Go Terrorists!

02/03/2010 4:00 AM |

District 13: Ultimatum
Directed by Patrick Alessandrin

D13:U opens three years after its ultimatum-less predecessor left off. “The government has changed,” a title card imparts. “But nothing else.” Right: Damien (Cyril Raffaelli) and Leito (David Belle) again must unite to defeat a nefarious government plot to bomb the titular ghetto. But much else, in fact, is different: the impoverished denizens of the walled-in slum, now self-segregated by ethnicity, have more face tattoos; there’s more slo-mo, more awesomeness-reinforcing replays of the ante-upped action, more unwinding with sexy hos.
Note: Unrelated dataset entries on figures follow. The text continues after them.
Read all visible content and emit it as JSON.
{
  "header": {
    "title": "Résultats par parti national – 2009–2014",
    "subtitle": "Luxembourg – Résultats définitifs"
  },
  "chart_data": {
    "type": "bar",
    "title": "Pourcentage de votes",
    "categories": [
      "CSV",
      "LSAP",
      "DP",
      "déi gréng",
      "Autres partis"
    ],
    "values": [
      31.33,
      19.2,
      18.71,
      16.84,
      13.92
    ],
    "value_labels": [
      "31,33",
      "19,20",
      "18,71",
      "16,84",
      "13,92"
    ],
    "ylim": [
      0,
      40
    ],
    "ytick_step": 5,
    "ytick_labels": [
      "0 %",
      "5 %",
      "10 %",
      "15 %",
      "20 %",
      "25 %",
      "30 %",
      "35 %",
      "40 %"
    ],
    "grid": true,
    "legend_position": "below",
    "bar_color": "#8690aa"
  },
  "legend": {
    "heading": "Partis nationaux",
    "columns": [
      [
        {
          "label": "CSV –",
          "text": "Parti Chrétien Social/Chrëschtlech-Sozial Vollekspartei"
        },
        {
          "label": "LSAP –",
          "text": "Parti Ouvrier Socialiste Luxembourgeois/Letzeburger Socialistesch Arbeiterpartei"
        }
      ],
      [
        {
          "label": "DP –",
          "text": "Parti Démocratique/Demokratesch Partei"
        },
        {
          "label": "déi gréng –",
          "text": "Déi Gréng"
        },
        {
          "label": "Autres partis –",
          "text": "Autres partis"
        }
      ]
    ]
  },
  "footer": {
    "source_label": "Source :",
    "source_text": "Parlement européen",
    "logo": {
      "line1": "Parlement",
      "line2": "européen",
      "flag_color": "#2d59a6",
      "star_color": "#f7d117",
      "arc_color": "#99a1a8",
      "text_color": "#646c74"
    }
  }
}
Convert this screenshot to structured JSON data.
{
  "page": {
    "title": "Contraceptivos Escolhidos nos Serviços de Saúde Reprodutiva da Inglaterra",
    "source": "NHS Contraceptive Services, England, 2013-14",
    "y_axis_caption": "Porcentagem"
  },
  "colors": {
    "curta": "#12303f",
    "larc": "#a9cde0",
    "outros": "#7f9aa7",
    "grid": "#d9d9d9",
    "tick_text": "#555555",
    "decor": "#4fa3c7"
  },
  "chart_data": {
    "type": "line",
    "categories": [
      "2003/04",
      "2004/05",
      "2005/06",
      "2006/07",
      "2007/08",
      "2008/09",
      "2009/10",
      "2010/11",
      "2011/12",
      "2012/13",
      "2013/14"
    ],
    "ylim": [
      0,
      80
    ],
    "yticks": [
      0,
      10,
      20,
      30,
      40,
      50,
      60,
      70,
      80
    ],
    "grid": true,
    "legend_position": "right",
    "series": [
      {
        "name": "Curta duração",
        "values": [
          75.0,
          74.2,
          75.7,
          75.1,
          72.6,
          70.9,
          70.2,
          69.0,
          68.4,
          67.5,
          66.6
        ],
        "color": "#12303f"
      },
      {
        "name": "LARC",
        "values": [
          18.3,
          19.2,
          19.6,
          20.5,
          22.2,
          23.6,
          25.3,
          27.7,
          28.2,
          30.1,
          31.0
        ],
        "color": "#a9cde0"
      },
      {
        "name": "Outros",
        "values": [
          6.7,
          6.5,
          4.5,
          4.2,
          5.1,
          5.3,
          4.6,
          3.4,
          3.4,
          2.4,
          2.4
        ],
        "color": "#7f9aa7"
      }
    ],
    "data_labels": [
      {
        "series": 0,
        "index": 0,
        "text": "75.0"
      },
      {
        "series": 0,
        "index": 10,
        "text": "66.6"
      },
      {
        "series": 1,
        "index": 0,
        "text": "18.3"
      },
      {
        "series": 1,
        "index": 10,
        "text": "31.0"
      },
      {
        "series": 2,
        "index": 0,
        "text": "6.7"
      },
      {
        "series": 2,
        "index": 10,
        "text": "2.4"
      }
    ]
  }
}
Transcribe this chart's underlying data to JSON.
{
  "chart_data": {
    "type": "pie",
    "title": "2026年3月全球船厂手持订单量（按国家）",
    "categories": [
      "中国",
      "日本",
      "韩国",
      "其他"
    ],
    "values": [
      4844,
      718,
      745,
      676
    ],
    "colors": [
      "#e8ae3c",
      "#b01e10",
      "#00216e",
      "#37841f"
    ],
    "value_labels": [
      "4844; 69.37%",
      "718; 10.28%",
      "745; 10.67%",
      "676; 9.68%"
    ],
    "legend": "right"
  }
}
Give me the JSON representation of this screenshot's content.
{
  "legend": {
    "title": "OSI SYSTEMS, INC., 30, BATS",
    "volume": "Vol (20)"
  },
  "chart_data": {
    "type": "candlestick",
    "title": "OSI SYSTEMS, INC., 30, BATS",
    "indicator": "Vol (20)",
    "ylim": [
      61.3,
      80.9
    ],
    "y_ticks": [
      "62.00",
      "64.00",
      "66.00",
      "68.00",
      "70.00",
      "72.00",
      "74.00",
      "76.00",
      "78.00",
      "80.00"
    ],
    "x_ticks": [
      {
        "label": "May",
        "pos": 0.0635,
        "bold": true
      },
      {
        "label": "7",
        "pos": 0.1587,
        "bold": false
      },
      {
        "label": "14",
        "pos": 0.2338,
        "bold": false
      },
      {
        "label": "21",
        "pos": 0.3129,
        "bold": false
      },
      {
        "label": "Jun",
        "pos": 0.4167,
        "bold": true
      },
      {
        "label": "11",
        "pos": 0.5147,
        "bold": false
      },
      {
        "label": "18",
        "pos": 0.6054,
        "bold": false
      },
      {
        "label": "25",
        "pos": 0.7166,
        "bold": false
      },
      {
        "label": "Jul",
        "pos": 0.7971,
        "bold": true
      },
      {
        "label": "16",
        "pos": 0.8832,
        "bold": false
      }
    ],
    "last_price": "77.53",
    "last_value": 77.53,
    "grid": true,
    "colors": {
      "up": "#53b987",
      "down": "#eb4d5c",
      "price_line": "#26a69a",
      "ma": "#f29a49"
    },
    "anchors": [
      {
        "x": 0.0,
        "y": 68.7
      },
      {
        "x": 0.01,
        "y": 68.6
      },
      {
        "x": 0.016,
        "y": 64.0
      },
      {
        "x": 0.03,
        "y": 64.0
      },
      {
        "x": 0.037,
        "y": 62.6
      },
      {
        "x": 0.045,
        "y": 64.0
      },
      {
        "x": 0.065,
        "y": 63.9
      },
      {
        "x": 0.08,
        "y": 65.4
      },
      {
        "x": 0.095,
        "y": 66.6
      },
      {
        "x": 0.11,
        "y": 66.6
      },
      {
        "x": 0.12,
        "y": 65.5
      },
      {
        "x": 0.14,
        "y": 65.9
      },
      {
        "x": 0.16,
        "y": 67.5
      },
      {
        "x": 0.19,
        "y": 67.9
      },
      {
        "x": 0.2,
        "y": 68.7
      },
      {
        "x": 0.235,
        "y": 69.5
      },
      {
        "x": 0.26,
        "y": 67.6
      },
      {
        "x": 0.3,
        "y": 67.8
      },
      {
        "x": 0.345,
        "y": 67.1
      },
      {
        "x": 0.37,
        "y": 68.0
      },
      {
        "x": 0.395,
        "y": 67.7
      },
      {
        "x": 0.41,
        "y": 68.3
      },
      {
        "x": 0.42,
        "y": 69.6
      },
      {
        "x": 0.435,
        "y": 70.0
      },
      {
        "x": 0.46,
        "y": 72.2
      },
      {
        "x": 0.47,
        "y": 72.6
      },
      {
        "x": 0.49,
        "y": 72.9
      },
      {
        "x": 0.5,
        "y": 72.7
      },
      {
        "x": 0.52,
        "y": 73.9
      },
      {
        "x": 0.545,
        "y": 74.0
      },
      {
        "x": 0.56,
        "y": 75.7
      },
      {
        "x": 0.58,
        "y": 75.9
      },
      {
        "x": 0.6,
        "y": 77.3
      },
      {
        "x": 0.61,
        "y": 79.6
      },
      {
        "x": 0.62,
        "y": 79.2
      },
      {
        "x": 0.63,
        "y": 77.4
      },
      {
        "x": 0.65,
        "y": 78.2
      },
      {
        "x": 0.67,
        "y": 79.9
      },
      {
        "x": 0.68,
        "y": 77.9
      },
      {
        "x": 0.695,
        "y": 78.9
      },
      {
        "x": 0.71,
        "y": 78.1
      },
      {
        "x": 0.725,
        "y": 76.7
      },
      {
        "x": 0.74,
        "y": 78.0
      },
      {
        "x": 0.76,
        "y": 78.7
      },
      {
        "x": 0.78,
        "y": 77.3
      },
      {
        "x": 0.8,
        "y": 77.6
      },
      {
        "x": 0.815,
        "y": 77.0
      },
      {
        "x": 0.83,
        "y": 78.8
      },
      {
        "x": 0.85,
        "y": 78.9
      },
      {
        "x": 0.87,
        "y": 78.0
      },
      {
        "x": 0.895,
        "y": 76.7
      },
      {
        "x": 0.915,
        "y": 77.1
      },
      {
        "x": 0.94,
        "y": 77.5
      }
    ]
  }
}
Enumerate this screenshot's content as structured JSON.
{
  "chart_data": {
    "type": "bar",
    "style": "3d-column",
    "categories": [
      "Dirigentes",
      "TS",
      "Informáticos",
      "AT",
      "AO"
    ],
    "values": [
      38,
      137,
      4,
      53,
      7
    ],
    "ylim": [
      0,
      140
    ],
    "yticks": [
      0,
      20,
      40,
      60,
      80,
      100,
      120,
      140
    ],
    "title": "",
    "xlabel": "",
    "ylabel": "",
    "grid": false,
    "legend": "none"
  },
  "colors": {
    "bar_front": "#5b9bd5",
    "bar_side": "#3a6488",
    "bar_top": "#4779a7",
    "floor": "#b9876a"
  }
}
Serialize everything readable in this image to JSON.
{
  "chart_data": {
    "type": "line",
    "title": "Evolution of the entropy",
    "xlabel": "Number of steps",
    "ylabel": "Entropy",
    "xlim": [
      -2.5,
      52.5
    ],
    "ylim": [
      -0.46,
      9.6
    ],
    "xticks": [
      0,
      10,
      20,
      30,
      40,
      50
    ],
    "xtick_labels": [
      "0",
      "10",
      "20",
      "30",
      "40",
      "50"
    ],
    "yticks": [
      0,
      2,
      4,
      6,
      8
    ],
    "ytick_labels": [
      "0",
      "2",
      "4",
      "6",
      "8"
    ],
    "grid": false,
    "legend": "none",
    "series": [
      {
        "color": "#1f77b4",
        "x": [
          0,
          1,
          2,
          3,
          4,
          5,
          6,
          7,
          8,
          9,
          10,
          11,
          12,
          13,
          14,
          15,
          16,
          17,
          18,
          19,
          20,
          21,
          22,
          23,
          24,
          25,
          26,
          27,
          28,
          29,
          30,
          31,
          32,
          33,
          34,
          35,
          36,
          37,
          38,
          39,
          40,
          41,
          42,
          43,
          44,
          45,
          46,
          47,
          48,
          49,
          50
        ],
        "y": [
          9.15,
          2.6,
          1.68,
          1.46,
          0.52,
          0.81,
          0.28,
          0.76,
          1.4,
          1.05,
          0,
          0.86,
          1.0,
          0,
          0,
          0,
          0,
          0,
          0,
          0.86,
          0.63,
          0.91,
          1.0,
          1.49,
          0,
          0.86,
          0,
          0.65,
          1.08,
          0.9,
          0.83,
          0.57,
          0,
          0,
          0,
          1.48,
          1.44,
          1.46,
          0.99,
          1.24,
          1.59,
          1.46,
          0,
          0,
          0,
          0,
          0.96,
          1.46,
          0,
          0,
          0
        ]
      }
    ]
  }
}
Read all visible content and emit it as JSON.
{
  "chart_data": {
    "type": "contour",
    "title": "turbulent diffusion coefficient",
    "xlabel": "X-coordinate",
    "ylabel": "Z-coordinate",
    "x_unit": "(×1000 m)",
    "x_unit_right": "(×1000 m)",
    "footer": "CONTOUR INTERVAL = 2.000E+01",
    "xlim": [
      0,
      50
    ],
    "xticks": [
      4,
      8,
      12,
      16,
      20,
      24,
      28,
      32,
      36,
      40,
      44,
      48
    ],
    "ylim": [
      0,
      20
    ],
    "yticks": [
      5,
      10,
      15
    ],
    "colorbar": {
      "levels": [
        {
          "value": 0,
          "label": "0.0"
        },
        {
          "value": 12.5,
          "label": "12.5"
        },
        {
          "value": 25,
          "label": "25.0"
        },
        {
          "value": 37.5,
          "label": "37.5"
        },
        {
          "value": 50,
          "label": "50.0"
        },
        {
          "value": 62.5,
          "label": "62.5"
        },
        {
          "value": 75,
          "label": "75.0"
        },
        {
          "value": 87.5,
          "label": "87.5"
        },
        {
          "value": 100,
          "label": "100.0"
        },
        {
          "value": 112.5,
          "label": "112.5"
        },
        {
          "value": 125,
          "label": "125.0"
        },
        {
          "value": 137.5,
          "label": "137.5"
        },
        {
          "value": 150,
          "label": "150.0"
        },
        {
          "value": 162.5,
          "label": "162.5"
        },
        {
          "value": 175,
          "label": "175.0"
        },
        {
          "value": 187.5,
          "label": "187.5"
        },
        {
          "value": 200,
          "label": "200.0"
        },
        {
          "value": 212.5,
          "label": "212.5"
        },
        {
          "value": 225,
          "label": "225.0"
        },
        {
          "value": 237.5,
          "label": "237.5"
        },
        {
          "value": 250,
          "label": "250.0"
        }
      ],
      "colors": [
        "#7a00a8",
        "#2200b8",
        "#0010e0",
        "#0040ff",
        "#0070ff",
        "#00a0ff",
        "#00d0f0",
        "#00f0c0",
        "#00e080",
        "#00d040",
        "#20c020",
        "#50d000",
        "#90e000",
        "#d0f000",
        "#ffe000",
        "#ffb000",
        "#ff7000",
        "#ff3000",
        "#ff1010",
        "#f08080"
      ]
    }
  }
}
In short, another man is sitting in the director’s chair.

Pierre Morel helmed the rip-roaring first-entry in this Franco franchise-to-be, but has since gone on to collect paychecks in American dollars; screenwriter-producer Luc Besson, the Apatow of Gallic action, appointed Patrick Alessandrin to take over, and the new director, usually successfully, mostly mimics Morel—except the action editing isn’t as precise, the storytelling not as taut. (He has a distasteful penchant for digressive sequences that revel in sick fistfights rather than push the plot forward.)

But the widest divergence between the two is their politics. D13:U sold an American ideology: in its war between government and civilians, the heroes were the exceptional individuals; here, however, Besson puts his faith in the group, essentially setting our Gulf War: Part Deux in a near-future France: resistance fighters of disparate sects (here, race) must cooperate to defeat an occupying force bent on razing their homes for the profit of an evil contractor (called, seriously, “Harriburton”). Only in a member-nation of the Coalition of the Un-willing could The Terrorists be reconfigured as the heroes. Or, you know, on Pandora.